C’est comme ça qu’il nous rejoint. Qu’il rejoint notre humanité : c’est la
lettre de Paul aux Philippiens. Il fait silence… il écrit par terre ;
fuyant leurs regards mauvais. Il renvoie chacun à sa conscience, eux et elle ;
chacun à son propre péché, celui de l’infidélité et de beaucoup d’autres, en
particulier celui qu’ils sont en train de commettre : l’infidélité à Dieu,
par leur attitude de ruse, de violence, de refus de Jésus.
« Celui de vous qui
est sans péché, irréprochable…, qu’il soit le premier à lui jeter une
pierre. » Cette parole les touche, nous touche au cœur même de notre
besoin de pardon… « Qui suis-je pour juger ? », répondait le
pape François à un journaliste. Ils s’en allèrent, en commençant par les plus âgés.
Quand on est plus âgé, comme nous, on est peut-être plus sensible à nos
fragilités, à nos faiblesses, et surtout à nos besoins de miséricorde, parce
qu’on se rend compte que des pesanteurs demeurent, même si l’ardeur de notre
jeunesse pouvait nous laisser croire qu’on allait vite revenir parfait et
saint ! Cette parole de Jésus a changé la donne, elle a brisé les cercles,
les enfermements. Jésus reste seul avec cette femme. Saint Augustin dit :
c’est le face-à-face de la misère… et de la miséricorde. Un face-à-face des
faiblesses de l’humanité et des grâces de la divinité. Jésus ne dé-visage pas
cette personne comme les voyeurs accusateurs, il en-visage de lui redonner un
nouveau visage, un cœur nouveau, une vie nouvelle. « Voici que je fais
toutes choses nouvelle !, c’est la 1re lecture.
VA. Avance, relève-toi, reprends la route, ta
vraie vie, ton amour, et ne pèche plus. Jésus n’approuve pas ce qu’elle a fait.
Je ne te condamne pas, VA, retrouve ta dignité. Les pierres sont restées sur le
tas de pierres, mais la pierre qui pesait sur son cœur est ôtée. Ce message de
ce 5e Dimanche nous invite nous aussi à passer, de la condamnation
au pardon, de nous jeter des pierres à construire ensemble, d’enfermer à ouvrir.
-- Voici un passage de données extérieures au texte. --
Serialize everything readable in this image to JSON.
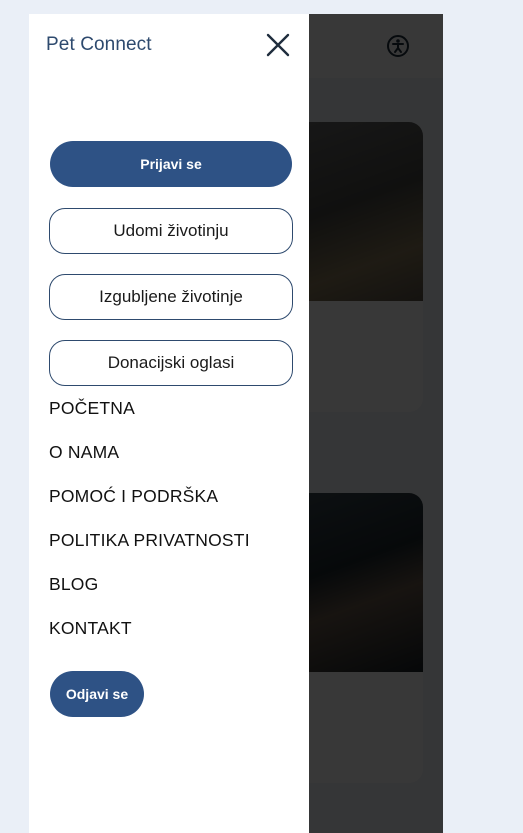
{
  "drawer": {
    "brand": "Pet Connect",
    "close_icon": "close-icon",
    "login_button": "Prijavi se",
    "buttons": [
      {
        "label": "Udomi životinju"
      },
      {
        "label": "Izgubljene životinje"
      },
      {
        "label": "Donacijski oglasi"
      }
    ],
    "nav": [
      {
        "label": "POČETNA"
      },
      {
        "label": "O NAMA"
      },
      {
        "label": "POMOĆ I PODRŠKA"
      },
      {
        "label": "POLITIKA PRIVATNOSTI"
      },
      {
        "label": "BLOG"
      },
      {
        "label": "KONTAKT"
      }
    ],
    "logout_button": "Odjavi se"
  },
  "header": {
    "accessibility_icon": "accessibility-icon"
  },
  "colors": {
    "primary": "#2e5285",
    "brand_text": "#2e4a6e",
    "page_background": "#eaeff7"
  }
}
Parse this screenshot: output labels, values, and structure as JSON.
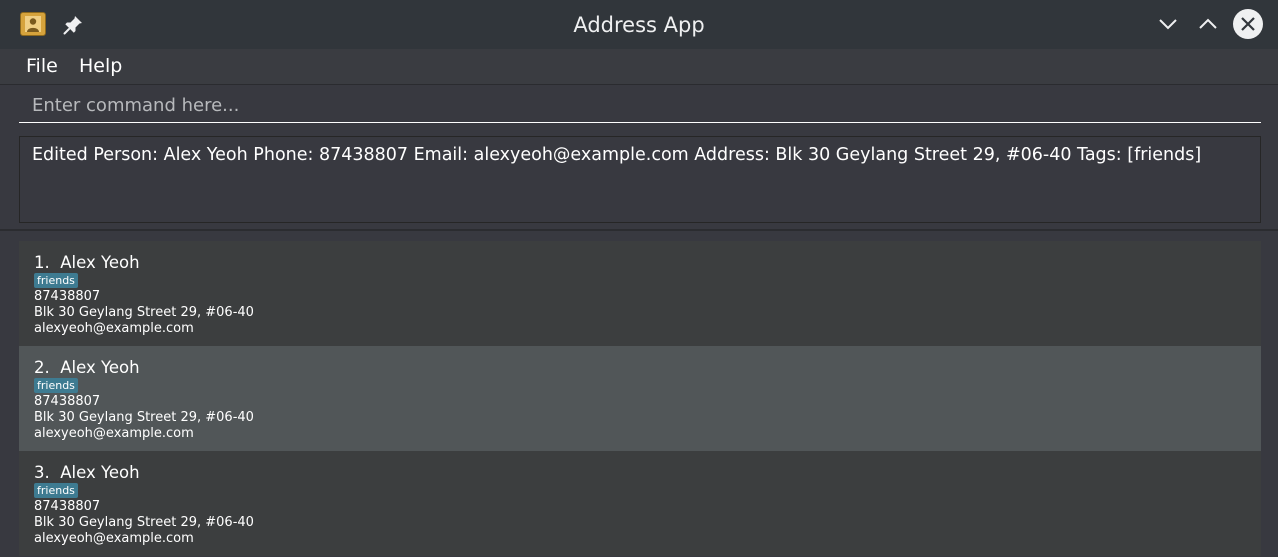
{
  "window": {
    "title": "Address App"
  },
  "menu": {
    "file": "File",
    "help": "Help"
  },
  "command": {
    "placeholder": "Enter command here...",
    "value": ""
  },
  "result": {
    "text": "Edited Person: Alex Yeoh Phone: 87438807 Email: alexyeoh@example.com Address: Blk 30 Geylang Street 29, #06-40 Tags: [friends]"
  },
  "persons": [
    {
      "index": "1.",
      "name": "Alex Yeoh",
      "tag": "friends",
      "phone": "87438807",
      "address": "Blk 30 Geylang Street 29, #06-40",
      "email": "alexyeoh@example.com"
    },
    {
      "index": "2.",
      "name": "Alex Yeoh",
      "tag": "friends",
      "phone": "87438807",
      "address": "Blk 30 Geylang Street 29, #06-40",
      "email": "alexyeoh@example.com",
      "selected": true
    },
    {
      "index": "3.",
      "name": "Alex Yeoh",
      "tag": "friends",
      "phone": "87438807",
      "address": "Blk 30 Geylang Street 29, #06-40",
      "email": "alexyeoh@example.com"
    }
  ],
  "colors": {
    "window_bg": "#383940",
    "titlebar_bg": "#31363b",
    "selected_row": "#515658",
    "tag_bg": "#3e7b91"
  },
  "icons": {
    "app": "address-book-icon",
    "pin": "pin-icon",
    "minimize": "chevron-down-icon",
    "maximize": "chevron-up-icon",
    "close": "close-icon"
  }
}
Dans les enfermements où nous tiennent nos péchés, Dieu ouvre des espaces… pour
aller… repartir, nous relever. « A défaut de pardon, notre vie est un
enfer », dit saint Ignace. Si nous ne prions pas Dieu pour recevoir, puis
redonner le pardon, la haine, le remords nous habitent, nous enferment, nous
coupent des autres, nous placent en enfer. »
Et toi, que
dis-tu ? Je ne te condamne pas, va, et désormais ne pèche plus.